Stretching! Has any topic in exercise been debated at such length? Should you or shouldn’t you? Before or after? Bouncing or not? I know suggestions have changed drastically since I began my athletic career in high school, and I’m only 40.
Many studies have concluded that dynamic stretching combined with a short warm-up before exercise and static stretching after activity is beneficial. It improves performance and decreases the possibility of injury.
I know I feel fresher and less sore when I stretch compared to when I don’t. I always reserve the last 5 to 10 minutes of all my training sessions for stretching. Let’s face it, it feels good, lowers your heart rate, and combined with deep breathing, increases your sense of well-being. Who wouldn’t want that?

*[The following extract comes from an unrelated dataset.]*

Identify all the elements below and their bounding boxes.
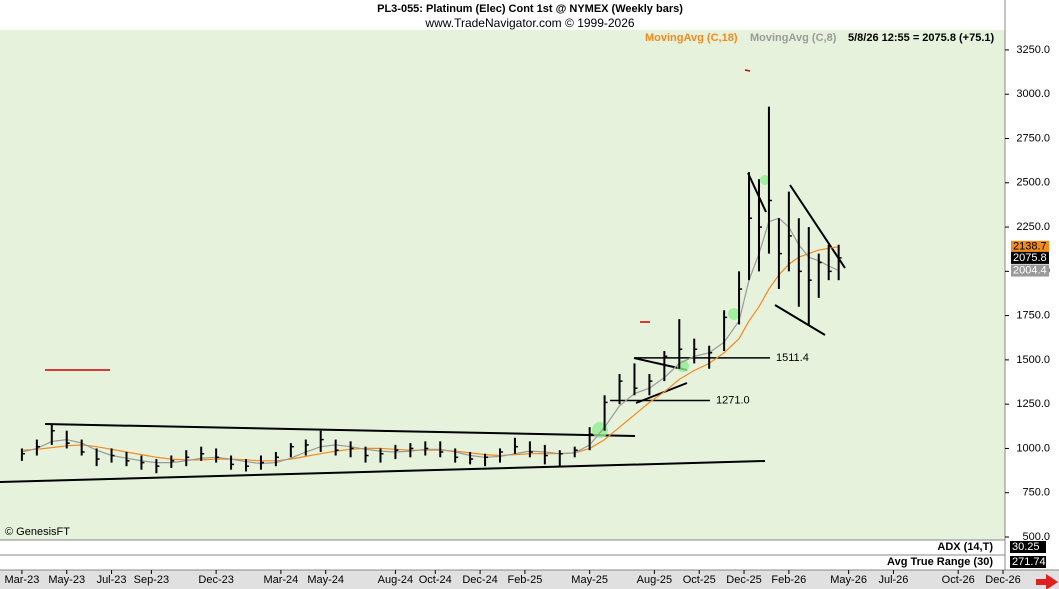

Here are guidelines for safe and effective stretching:
- Static stretching is not part of a warm-up. If you threw rubber bands into ice water and then pulled on them hard, what would happen? They would snap! The same thing can happen to your tendons when you hold a static stretch with a cold muscle. Begin your workout with easy jogging or stationary cycling for 5 to 10 minutes before beginning dynamic stretching.
- Dynamic stretching before and static stretching after. You can use the same stretches before and after a workout. Just do the dynamic (constantly moving) before and static (holding for 20 seconds) after.
- Do not bounce. When I was in college, my roommates and I did the Cindy Crawford VHS-tape workout practically every day. And boy did Cindy bounce! We were college students, and we were so sore from that tape. We thought we were out of shape but the truth is, the bouncing was doing us in. Bouncing causes micro tears in your muscles. Tears create scar tissue, which makes you less flexible and can cause pain. Bouncing while stretching can cause more tightness and pain than you would experience without stretching.
- Stretching for athletic performance should not hurt. If your physical therapist or AT is stretching you during rehabilitation, there may be times you need to push through pain. When my PT stretched my post-surgical hand, it hurt like no one’s business some days. Stretching for athletic performance is a release. It is not punishment for a past-life crimes! If you are feeling anything beyond mild tension, you are taking it too far.
- Stretch on a regular basis. I have heard every excuse in the world why people do not stretch. The top excuses are lack of time and pain. I promise you that if you stretch at least 2 to 3 times a week, you will be able to push yourself harder and farther while working out. You will have increased range of motion and will not have struggle with relative flexibility (poor posture). The human body is very crafty. It seeks the path of least resistance during exercise due to tight muscles. Stretching will keep your body aligned and reduce the risk of injury.